17 Sep Alternaria
Alternaria Nees, Syst. Pilze (Würzburg): 72 (1816) [1816–17]
For synonyms see Index Fungorum (2018)
Background
Alternaria was established by Nees von Esenbeck (1816) and species of Alternaria are known as serious plant pathogens (Nishimura et al. 1978; Peever et al. 2002; Thomma 2003; Lawrence et al. 2013; Woudenberg et al. 2013, 2015) and saprobes (Wanasinghe et al. 2018). Alternaria species have been also recorded as endophytes in grasses, angiosperms, rice and other herbaceous plants and shrubs (Fisher and Petrini 1992; Schulz et al. 1993; Rosa et al. 2009; Polizzotto et al. 2012) and they have been also isolated from soil (Hong and Pryor 2004). Many Alternaria species are saprobic on a variety of plant tissues in different habitats (Thomma 2003; Liu et al. 2015; Wanasinghe et al. 2018). Some Alternaria species, such as A. alternata, produce host-specific toxins (Hyde et al. 2018a).

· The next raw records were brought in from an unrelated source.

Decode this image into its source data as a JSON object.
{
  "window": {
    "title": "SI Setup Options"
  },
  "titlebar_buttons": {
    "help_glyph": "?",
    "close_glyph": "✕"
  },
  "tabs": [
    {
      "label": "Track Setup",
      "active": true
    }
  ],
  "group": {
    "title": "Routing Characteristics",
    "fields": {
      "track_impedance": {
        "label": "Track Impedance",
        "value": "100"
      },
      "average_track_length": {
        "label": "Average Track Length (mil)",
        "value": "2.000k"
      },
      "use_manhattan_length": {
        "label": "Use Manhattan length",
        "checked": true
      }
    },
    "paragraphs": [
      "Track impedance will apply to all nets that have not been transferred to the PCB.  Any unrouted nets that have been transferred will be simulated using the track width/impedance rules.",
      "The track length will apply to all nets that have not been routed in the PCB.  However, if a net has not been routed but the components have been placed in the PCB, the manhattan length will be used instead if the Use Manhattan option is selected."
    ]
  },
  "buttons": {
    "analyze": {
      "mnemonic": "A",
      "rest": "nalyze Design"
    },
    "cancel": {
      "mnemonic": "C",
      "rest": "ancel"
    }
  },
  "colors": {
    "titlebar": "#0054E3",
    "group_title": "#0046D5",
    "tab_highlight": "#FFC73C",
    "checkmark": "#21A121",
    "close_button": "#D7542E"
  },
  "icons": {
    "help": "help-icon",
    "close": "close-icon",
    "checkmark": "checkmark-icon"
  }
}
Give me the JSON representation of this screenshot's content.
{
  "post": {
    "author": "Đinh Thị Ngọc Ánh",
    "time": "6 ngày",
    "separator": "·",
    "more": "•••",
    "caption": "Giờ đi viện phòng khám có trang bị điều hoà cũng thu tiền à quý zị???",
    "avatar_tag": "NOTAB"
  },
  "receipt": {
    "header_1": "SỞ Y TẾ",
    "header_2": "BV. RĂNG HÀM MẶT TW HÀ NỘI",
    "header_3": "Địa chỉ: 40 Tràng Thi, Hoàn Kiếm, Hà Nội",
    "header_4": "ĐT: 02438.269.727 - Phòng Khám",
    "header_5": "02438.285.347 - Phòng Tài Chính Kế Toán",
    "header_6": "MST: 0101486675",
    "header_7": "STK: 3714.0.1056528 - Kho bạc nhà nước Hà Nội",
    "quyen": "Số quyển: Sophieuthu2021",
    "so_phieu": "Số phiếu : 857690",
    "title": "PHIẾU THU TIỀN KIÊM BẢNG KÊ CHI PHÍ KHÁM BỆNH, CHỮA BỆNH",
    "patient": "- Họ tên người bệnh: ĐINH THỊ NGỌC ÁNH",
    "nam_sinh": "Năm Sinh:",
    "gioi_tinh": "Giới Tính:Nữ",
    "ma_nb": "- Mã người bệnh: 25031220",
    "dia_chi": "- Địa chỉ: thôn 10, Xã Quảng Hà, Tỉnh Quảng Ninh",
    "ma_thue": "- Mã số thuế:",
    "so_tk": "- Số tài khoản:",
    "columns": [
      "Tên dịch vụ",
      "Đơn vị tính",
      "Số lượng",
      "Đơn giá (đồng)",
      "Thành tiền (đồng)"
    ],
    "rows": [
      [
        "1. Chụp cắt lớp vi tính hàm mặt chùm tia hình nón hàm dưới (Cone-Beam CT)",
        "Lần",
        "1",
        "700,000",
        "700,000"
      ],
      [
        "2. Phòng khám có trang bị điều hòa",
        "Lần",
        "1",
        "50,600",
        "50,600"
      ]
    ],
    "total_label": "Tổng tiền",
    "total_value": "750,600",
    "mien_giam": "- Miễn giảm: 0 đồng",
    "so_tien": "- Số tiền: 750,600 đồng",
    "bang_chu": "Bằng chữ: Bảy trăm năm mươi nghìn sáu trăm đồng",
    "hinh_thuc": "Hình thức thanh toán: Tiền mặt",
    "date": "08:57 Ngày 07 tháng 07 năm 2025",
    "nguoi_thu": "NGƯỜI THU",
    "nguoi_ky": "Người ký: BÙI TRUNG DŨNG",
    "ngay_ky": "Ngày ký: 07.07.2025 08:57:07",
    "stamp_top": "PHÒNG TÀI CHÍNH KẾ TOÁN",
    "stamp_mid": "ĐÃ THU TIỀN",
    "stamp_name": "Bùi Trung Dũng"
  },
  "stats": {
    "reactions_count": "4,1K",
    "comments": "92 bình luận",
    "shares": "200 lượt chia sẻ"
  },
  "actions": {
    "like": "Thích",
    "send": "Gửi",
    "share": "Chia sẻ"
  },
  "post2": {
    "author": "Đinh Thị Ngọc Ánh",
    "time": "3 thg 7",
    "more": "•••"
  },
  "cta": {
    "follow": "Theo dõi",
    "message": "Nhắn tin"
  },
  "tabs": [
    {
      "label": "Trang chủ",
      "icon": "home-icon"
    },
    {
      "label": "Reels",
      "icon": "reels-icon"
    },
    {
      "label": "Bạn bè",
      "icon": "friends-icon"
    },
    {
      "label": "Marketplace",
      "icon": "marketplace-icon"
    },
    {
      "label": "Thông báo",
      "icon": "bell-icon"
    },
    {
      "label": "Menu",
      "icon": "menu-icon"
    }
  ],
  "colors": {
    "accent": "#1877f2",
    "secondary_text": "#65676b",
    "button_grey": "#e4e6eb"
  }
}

Several taxa are also important postharvest pathogens, e.g. A. alternata and A. solani (El-Goorani and Sommer 1981; Reddy et al. 2000), or airborne allergens causing upper respiratory tract infections and asthma in humans (Mitakakis et al. 2001; Woudenberg et al. 2015; Hyde et al. 2018a). Mycotoxins produced by Alternaria have been found in many crops including grapevine, olive, orange and tomato (Logrieco et al. 2003). This genus has been considered as one of the most important phytopathogens, especially in temperate regions (Ariyawansa et al. 2015; Wanasinghe et al. 2018).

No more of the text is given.